Radio’s Conflicted Relationship with Religious Country Music

By Ruthanne Reid [CC BY 2.0], via Wikimedia Commons
By Ruthanne Reid [CC BY 2.0], via Wikimedia Commons
Despite some hits making it to Top 20 charts, most religious country music has been pushed to isolation.

Country music has had a conflicted relationship with Christianity through recent years. This is even despite the fact that a number of spiritual country music hits have made it to the top charts albeit in isolated cases. Herein, lays the first case of the conflicting relationship between these two entities. A case in point is the recent rise to the top of country and Christian charts of Carrie Underwood’s hit, “Something in the Water.” Such is the success of the song that it was able to cross over to top 40 pop and Christian’s segments. However, for all its success, it has been an exception to the overriding climate in the country music scene.

This summer season, much of the music played has been on the part feel good songs laced with fast beats, and based on party themes.  Radio airplay plays an important role in pushing a song up to the top charts and also sets the subject and themes of songs that are popular at a certain time. Therefore, despite the fact that some of the spiritual songs could be receiving good reception during live performances, if the radio does not embrace them they are less likely to make it to the top sections of the chart. The recent years have seen country radio playlists push most of the spiritual songs of the genre to the periphery and while they have not disappeared, they have just been shielded from the spotlight.

There are several examples for such potential chart toppers that not only did not make the top charts but also were not released as singles becoming just part of albums with chart topping party anthems. Thomas Rhett’s “Beer with Jesus” hardly made it to the Top 20 charts while it was in the same spirit as Miranda  Lambert’s “Heart Like Mine” which as another exception went to top the charts sometime in 2010. In the case of Justin Moore, he was lucky to have a chart topping spiritual in “If Heaven Wasn’t So Far Away” but has failed to replicate the same success with “Outlaws Like Me” which he never got the chance to release on radio.

Country music isn’t the only genre that had trouble getting airplay for faith-based songs. Giant vocalist/guitarist Dann Huff had some success on Rock Radio with Top 20 Hits “I’ll See You In My Dreams” and “I’m A Believer” which had Christian undertones. But after rock music fell in favor of grunge, he left rock music to become a producer and session musician for more wholesome country artists such as Faith Hill, Trace Atkins and LeAnne Rimes.

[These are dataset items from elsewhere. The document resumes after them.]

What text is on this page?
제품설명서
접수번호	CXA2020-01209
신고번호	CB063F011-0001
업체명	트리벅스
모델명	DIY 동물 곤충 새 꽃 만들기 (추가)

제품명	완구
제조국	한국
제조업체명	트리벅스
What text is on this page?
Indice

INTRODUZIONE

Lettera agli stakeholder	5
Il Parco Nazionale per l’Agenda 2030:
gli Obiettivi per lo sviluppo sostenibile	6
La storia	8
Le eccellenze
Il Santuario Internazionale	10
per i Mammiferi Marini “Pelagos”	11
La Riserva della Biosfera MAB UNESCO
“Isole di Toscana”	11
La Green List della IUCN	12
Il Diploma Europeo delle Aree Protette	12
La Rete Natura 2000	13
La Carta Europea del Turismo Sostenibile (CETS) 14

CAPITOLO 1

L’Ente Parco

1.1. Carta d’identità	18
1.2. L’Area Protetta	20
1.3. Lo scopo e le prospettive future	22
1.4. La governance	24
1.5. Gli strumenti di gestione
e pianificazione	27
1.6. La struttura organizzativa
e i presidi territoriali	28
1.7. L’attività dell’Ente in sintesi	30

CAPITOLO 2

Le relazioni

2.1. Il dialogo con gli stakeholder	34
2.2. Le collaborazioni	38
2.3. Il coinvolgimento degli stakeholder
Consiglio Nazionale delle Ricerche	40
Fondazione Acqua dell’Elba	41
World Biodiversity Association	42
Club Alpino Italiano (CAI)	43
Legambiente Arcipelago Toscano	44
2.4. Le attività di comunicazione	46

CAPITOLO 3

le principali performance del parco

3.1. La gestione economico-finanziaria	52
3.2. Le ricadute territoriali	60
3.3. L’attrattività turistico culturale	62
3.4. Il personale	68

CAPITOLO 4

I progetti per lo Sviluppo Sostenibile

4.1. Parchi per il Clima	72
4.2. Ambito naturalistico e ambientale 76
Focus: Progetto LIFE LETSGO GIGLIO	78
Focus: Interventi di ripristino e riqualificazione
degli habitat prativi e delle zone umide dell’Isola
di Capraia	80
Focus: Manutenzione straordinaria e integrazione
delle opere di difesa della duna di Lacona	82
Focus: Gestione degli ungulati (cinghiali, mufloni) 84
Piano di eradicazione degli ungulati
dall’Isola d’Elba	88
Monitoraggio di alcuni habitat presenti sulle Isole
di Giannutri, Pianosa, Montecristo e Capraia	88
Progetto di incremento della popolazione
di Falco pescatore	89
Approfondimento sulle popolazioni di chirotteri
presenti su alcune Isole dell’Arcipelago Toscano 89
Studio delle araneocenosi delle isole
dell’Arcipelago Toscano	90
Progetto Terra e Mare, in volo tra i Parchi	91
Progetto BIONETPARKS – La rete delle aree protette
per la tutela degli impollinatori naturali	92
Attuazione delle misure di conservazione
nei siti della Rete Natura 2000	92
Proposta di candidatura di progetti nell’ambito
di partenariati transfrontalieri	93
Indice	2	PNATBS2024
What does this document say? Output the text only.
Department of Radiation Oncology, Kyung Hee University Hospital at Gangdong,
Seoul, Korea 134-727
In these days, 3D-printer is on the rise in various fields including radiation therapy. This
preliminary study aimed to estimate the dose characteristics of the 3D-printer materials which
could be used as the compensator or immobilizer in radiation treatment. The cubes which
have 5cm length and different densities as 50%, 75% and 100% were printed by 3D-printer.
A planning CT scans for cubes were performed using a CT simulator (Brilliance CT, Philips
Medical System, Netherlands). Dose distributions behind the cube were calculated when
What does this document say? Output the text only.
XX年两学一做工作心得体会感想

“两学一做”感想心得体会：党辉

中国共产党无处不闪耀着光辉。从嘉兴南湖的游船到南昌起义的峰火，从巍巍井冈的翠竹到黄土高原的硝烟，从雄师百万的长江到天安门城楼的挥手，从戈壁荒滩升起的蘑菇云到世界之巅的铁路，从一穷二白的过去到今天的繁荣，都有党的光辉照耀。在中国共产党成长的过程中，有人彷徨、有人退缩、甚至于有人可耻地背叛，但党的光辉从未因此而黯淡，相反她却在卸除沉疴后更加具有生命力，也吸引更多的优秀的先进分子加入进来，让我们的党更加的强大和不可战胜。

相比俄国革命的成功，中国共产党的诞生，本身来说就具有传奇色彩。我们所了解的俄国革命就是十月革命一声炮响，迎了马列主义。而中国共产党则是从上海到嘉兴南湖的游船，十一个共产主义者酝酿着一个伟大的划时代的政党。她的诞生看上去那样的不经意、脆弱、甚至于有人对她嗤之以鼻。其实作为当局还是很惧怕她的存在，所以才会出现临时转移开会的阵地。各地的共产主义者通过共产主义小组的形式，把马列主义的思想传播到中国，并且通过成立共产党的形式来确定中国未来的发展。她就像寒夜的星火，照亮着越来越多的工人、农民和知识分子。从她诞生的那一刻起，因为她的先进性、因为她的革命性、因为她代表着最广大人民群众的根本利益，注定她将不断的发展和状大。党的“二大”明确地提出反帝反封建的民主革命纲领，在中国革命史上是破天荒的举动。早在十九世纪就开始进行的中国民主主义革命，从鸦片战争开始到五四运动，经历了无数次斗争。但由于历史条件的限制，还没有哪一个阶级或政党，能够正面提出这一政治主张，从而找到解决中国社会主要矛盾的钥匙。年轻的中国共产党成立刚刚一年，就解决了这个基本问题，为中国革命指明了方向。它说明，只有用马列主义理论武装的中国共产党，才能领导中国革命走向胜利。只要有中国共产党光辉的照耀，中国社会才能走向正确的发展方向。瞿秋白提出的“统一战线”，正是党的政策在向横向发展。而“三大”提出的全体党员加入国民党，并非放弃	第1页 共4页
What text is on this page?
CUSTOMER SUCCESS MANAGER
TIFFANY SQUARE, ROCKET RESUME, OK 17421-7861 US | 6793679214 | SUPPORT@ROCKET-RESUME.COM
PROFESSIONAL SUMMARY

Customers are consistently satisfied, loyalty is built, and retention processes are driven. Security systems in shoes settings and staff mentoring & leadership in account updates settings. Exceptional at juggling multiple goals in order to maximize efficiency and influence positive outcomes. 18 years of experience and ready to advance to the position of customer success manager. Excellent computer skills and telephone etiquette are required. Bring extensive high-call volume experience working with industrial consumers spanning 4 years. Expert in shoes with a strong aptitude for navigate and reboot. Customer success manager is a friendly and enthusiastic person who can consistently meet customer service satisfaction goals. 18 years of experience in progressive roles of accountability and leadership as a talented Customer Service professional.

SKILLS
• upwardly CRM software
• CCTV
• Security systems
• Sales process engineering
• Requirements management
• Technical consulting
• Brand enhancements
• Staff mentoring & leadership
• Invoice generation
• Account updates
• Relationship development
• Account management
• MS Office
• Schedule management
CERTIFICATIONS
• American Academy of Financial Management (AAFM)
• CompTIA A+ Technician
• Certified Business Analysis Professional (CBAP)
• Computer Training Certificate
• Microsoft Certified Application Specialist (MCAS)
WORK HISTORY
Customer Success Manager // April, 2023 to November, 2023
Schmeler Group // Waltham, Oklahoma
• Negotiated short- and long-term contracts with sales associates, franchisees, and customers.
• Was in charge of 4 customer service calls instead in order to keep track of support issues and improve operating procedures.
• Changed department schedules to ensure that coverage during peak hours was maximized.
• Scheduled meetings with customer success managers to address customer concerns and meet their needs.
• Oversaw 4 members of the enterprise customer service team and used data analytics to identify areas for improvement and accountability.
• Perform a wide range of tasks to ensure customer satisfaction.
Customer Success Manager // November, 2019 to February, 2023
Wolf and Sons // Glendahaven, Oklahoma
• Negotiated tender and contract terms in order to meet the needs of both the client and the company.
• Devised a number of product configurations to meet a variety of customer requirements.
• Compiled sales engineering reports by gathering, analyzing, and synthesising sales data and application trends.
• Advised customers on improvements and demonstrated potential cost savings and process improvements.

Aside from radio, critics and the institutional church have offered another source of conflict between country music and religion. Much of this has been along the lines that a song is not pious enough or lacks the pop crossover potential. Another perspective has a song termed as unsophisticated posturing. All these point to why much of country music spiritual songs have voiced the alienation from institutional religion and resist the classic judgments based on middle class moralism. They are more about a personalized relationship with God, a God who watches the folks even when they are out of luck and in their individual struggles. Most of these have been dismissed as heretical by vocal minorities despite their performance in charts creating a class conflict between country music and religion.